Sotheby's. Fine Chinese Ceramics & Works of Art. 13 May 09. London
A gilt-metal mounted blue and white inkwell, the porcelain Ming dynasty, 16th century, the mounts later
Lot 188. A gilt-metal mounted blue and white inkwell, the porcelain Ming dynasty, 16th century, the mounts later; 14.5cm, 5 3/4 in. Est. 6,000—8,000 GBP. Lot Sold 7,500 GBP. Courtesy Sotheby's 2009.
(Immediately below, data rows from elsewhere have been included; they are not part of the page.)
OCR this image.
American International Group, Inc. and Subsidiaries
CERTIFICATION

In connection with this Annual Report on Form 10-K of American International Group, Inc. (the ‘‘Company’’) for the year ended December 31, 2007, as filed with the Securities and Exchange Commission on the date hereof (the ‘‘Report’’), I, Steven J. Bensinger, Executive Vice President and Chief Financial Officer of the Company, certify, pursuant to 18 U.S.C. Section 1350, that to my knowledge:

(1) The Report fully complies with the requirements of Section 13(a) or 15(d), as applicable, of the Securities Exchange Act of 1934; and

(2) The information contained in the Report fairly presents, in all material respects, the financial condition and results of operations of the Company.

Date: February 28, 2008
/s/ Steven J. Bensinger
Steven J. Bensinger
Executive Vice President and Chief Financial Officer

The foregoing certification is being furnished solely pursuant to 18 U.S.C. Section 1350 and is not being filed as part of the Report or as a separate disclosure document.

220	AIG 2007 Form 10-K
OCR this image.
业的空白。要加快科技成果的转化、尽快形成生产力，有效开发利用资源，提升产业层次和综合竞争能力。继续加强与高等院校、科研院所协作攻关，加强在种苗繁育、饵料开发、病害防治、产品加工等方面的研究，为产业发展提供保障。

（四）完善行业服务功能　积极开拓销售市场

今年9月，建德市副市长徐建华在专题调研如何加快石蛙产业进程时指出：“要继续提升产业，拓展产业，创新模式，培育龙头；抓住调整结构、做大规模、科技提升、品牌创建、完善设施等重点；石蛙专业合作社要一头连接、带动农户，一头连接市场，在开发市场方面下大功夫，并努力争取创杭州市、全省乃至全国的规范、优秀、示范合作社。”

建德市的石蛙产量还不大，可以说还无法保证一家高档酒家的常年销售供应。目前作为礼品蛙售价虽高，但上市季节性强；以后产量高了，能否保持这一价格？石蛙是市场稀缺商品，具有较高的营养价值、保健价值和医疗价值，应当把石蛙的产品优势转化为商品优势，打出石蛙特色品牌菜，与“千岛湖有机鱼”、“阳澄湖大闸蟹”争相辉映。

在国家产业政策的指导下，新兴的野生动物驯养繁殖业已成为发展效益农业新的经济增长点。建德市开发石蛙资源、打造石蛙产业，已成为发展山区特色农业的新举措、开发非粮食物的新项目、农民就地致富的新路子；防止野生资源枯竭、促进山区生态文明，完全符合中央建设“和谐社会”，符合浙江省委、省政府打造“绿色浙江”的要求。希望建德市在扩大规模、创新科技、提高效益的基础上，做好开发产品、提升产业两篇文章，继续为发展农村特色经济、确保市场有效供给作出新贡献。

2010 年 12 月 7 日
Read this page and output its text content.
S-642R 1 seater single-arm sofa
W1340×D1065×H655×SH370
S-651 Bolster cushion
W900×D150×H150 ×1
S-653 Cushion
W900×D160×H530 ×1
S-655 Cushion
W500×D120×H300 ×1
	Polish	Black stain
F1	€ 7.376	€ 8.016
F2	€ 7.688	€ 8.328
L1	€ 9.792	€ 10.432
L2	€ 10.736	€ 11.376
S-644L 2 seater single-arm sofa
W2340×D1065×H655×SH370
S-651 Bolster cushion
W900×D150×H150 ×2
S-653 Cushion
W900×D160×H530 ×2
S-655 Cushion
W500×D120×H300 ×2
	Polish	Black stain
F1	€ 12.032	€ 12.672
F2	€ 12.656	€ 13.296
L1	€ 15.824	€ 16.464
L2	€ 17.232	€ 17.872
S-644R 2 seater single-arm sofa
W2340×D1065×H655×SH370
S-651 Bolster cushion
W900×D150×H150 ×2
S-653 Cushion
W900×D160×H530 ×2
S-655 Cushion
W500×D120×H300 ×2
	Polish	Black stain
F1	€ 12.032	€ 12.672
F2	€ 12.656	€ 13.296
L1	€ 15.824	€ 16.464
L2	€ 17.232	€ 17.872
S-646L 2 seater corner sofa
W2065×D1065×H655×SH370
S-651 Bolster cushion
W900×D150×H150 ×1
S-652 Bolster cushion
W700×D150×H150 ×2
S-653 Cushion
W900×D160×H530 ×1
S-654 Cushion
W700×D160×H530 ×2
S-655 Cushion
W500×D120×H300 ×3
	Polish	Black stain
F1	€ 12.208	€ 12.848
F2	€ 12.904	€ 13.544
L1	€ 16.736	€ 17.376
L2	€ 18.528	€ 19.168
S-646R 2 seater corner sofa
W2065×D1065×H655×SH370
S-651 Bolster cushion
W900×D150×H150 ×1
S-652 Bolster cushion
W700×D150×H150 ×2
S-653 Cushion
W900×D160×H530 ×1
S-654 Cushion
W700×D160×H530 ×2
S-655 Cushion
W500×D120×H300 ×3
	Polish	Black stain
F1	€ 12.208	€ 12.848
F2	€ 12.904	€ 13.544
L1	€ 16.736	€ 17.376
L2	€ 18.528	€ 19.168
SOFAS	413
of compressed barrel form, painted around the exterior in brilliant cobalt-blue tones with a leafy lotus scroll between geometric dot bands, the flat with domed and pierced central lotus boss encircled by three circular and one rectangular apertures divided by leafy composite floral sprays, gilt-bronze mounts with glass containers.
Note: Vessels of this shape but painted with various designs are known; for example, one decorated with fish swimming amongst water plants is published in The Complete Collection of Treasures of the Palace Museum. Blue and White Porcelain with Underglazed Red (II), Shanghai, 2000, pl. 114; and another depicting birds perched in a flowering prunus tree was sold at Christie's Hong Kong, 1st April, 1992, lot 988. See also a vessel decorated with figures in a landscape, in the British Museum, London, illustrated in Jessica Harrison-Hall, Ming Ceramics, London, 2001, pl. 9:32, where the author notes that the 'late Ming scholar Wen Zhenheng records in his Changwi Ji [Notes on Superfluous Things] that drum-shaped brush pots with holes were made to hold ink sticks and brushes. Indeed a painting of the philosopher Wang Yingming, seated at his writing desk, illustrates just such a drum-shaped brush and ink stand with brushes inserted into the holes by their bases, tip uppermost', (Ibid., p. 229).